Menariknya, di tengah kondisi finansial yang tertekan tersebut, harga saham kedua emiten ini justru memperlihatkan performa cemerlang. Saham MDKA melonjak signifikan 57,99% year to date (ytd) mencapai level Rp 2.520 per saham, sementara MBMA turut menguat 11,35% ytd ke Rp 510 per saham per Senin (22/9). Fenomena ini mengindikasikan adanya ekspektasi positif dari pasar yang melampaui data keuangan jangka pendek.

Kondisi yang kontras justru terlihat pada perusahaan di Grup Alamtri, yang juga terafiliasi dengan Boy Thohir. PT Alamtri Resources Indonesia Tbk (ADRO) membukukan penurunan pendapatan 18,60% yoy menjadi US$ 857,69 juta, dengan laba bersih yang anjlok tajam 77,54% yoy menjadi US$ 174,94 juta pada semester I-2025. Nasib serupa dialami PT Alamtri Minerals Indonesia Tbk (ADMR) yang merosot 26,87% yoy dalam pendapatan dan laba bersih turun 43,52% yoy menjadi US$ 140,49 juta. Bahkan, PT Adaro Andalan Indonesia Tbk (AADI) mencatat penurunan pendapatan 9,77% yoy menjadi US$ 2,40 miliar, dengan laba bersih terjun bebas 50,09% yoy ke US$ 428,68 juta.

Imbas kinerja keuangan yang kurang memuaskan ini langsung terasa pada pergerakan saham Grup Alamtri. Harga saham ADRO terkoreksi 34,39% ytd ke Rp 1.660 per saham. Sementara itu, ADMR dan AADI turut melemah masing-masing 14,59% dan 13,98% ytd, mencerminkan pesimisme pasar terhadap prospek jangka pendek.

Deretan emiten yang tertekan juga mencakup PT ESSA Industries Indonesia Tbk (ESSA). Emiten ini membukukan penurunan pendapatan sebesar 9% yoy menjadi US$ 138 juta dan laba bersih yang terkikis 28% yoy menjadi US$ 15 juta pada semester I-2025. Kinerja saham ESSA juga turut longsor 23,64% ytd ke Rp 630 per saham.

Menanggapi tren pelemahan kinerja emiten-emiten tersebut, Analis Pilarmas Investindo Sekuritas, Arinda Izzaty, mengidentifikasi dua faktor utama. “Penurunan harga komoditas global, terutama nikel dan batubara, serta beban internal akibat fase ekspansi yang sedang dijalani perusahaan,” jelas Arinda, Senin (22/9).

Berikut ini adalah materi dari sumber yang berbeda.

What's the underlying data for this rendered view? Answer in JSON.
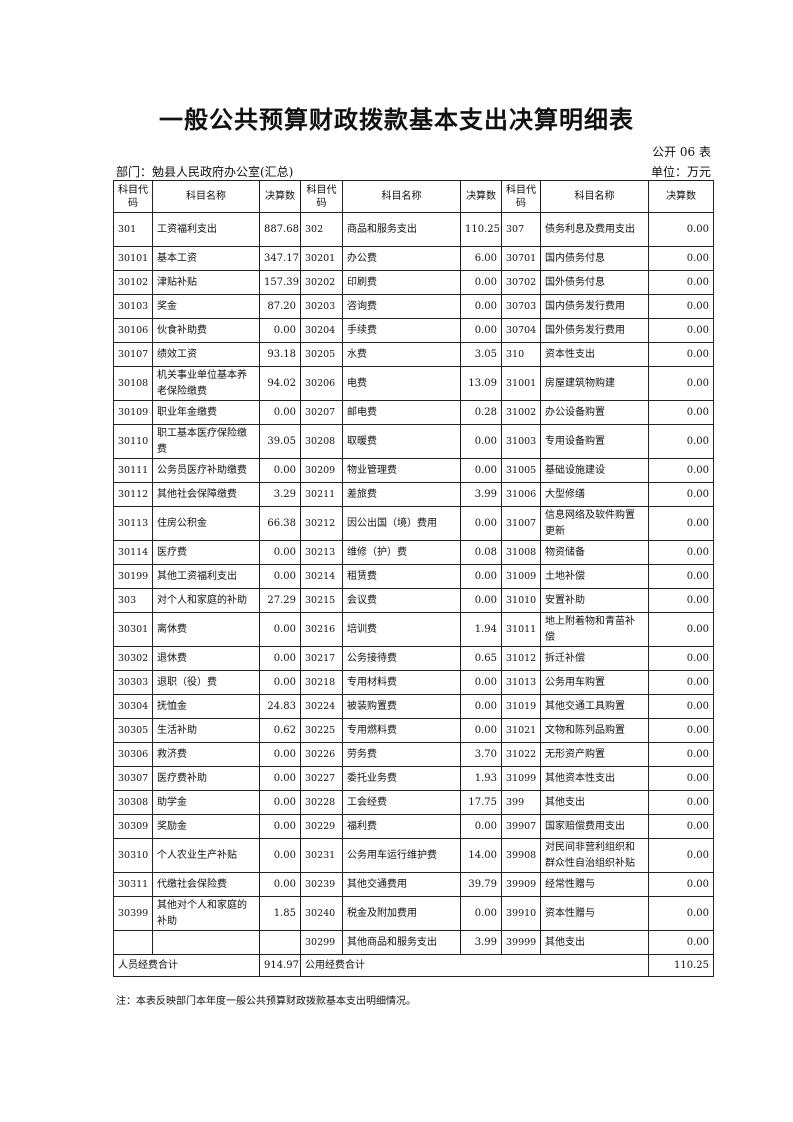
{
  "title": "一般公共预算财政拨款基本支出决算明细表",
  "form_no": "公开 06 表",
  "department": "部门：勉县人民政府办公室(汇总)",
  "unit": "单位：万元",
  "headers": [
    "科目代码",
    "科目名称",
    "决算数",
    "科目代码",
    "科目名称",
    "决算数",
    "科目代码",
    "科目名称",
    "决算数"
  ],
  "rows": [
    [
      "301",
      "工资福利支出",
      "887.68",
      "302",
      "商品和服务支出",
      "110.25",
      "307",
      "债务利息及费用支出",
      "0.00"
    ],
    [
      "30101",
      "基本工资",
      "347.17",
      "30201",
      "办公费",
      "6.00",
      "30701",
      "国内债务付息",
      "0.00"
    ],
    [
      "30102",
      "津贴补贴",
      "157.39",
      "30202",
      "印刷费",
      "0.00",
      "30702",
      "国外债务付息",
      "0.00"
    ],
    [
      "30103",
      "奖金",
      "87.20",
      "30203",
      "咨询费",
      "0.00",
      "30703",
      "国内债务发行费用",
      "0.00"
    ],
    [
      "30106",
      "伙食补助费",
      "0.00",
      "30204",
      "手续费",
      "0.00",
      "30704",
      "国外债务发行费用",
      "0.00"
    ],
    [
      "30107",
      "绩效工资",
      "93.18",
      "30205",
      "水费",
      "3.05",
      "310",
      "资本性支出",
      "0.00"
    ],
    [
      "30108",
      "机关事业单位基本养老保险缴费",
      "94.02",
      "30206",
      "电费",
      "13.09",
      "31001",
      "房屋建筑物购建",
      "0.00"
    ],
    [
      "30109",
      "职业年金缴费",
      "0.00",
      "30207",
      "邮电费",
      "0.28",
      "31002",
      "办公设备购置",
      "0.00"
    ],
    [
      "30110",
      "职工基本医疗保险缴费",
      "39.05",
      "30208",
      "取暖费",
      "0.00",
      "31003",
      "专用设备购置",
      "0.00"
    ],
    [
      "30111",
      "公务员医疗补助缴费",
      "0.00",
      "30209",
      "物业管理费",
      "0.00",
      "31005",
      "基础设施建设",
      "0.00"
    ],
    [
      "30112",
      "其他社会保障缴费",
      "3.29",
      "30211",
      "差旅费",
      "3.99",
      "31006",
      "大型修缮",
      "0.00"
    ],
    [
      "30113",
      "住房公积金",
      "66.38",
      "30212",
      "因公出国（境）费用",
      "0.00",
      "31007",
      "信息网络及软件购置更新",
      "0.00"
    ],
    [
      "30114",
      "医疗费",
      "0.00",
      "30213",
      "维修（护）费",
      "0.08",
      "31008",
      "物资储备",
      "0.00"
    ],
    [
      "30199",
      "其他工资福利支出",
      "0.00",
      "30214",
      "租赁费",
      "0.00",
      "31009",
      "土地补偿",
      "0.00"
    ],
    [
      "303",
      "对个人和家庭的补助",
      "27.29",
      "30215",
      "会议费",
      "0.00",
      "31010",
      "安置补助",
      "0.00"
    ],
    [
      "30301",
      "离休费",
      "0.00",
      "30216",
      "培训费",
      "1.94",
      "31011",
      "地上附着物和青苗补偿",
      "0.00"
    ],
    [
      "30302",
      "退休费",
      "0.00",
      "30217",
      "公务接待费",
      "0.65",
      "31012",
      "拆迁补偿",
      "0.00"
    ],
    [
      "30303",
      "退职（役）费",
      "0.00",
      "30218",
      "专用材料费",
      "0.00",
      "31013",
      "公务用车购置",
      "0.00"
    ],
    [
      "30304",
      "抚恤金",
      "24.83",
      "30224",
      "被装购置费",
      "0.00",
      "31019",
      "其他交通工具购置",
      "0.00"
    ],
    [
      "30305",
      "生活补助",
      "0.62",
      "30225",
      "专用燃料费",
      "0.00",
      "31021",
      "文物和陈列品购置",
      "0.00"
    ],
    [
      "30306",
      "救济费",
      "0.00",
      "30226",
      "劳务费",
      "3.70",
      "31022",
      "无形资产购置",
      "0.00"
    ],
    [
      "30307",
      "医疗费补助",
      "0.00",
      "30227",
      "委托业务费",
      "1.93",
      "31099",
      "其他资本性支出",
      "0.00"
    ],
    [
      "30308",
      "助学金",
      "0.00",
      "30228",
      "工会经费",
      "17.75",
      "399",
      "其他支出",
      "0.00"
    ],
    [
      "30309",
      "奖励金",
      "0.00",
      "30229",
      "福利费",
      "0.00",
      "39907",
      "国家赔偿费用支出",
      "0.00"
    ],
    [
      "30310",
      "个人农业生产补贴",
      "0.00",
      "30231",
      "公务用车运行维护费",
      "14.00",
      "39908",
      "对民间非营利组织和群众性自治组织补贴",
      "0.00"
    ],
    [
      "30311",
      "代缴社会保险费",
      "0.00",
      "30239",
      "其他交通费用",
      "39.79",
      "39909",
      "经常性赠与",
      "0.00"
    ],
    [
      "30399",
      "其他对个人和家庭的补助",
      "1.85",
      "30240",
      "税金及附加费用",
      "0.00",
      "39910",
      "资本性赠与",
      "0.00"
    ],
    [
      "",
      "",
      "",
      "30299",
      "其他商品和服务支出",
      "3.99",
      "39999",
      "其他支出",
      "0.00"
    ]
  ],
  "totals": {
    "personnel_label": "人员经费合计",
    "personnel_value": "914.97",
    "public_label": "公用经费合计",
    "public_value": "110.25"
  },
  "note": "注：本表反映部门本年度一般公共预算财政拨款基本支出明细情况。"
}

Ia menambahkan, “Artinya, kinerja yang tertekan bukan hanya akibat harga komoditas, tetapi juga karena fase transisi investasi yang menekan laba jangka pendek.”

Senada, Investment Analyst Infovesta Utama, Ekky Topan, menegaskan bahwa pelemahan kinerja ini tidak mencerminkan adanya masalah struktural yang fundamental. Menurutnya, mayoritas emiten yang berafiliasi dengan Boy Thohir saat ini sedang dalam fase transformasi signifikan. Ini mencakup pembangunan smelter nikel oleh MBMA, pengembangan proyek emas Pani yang melibatkan MDKA dan EMAS, hingga diversifikasi Grup Alamtri ke sektor energi terbarukan. “Di sisi lain, secara jangka pendek memang masih ada tekanan margin,” tutur Ekky.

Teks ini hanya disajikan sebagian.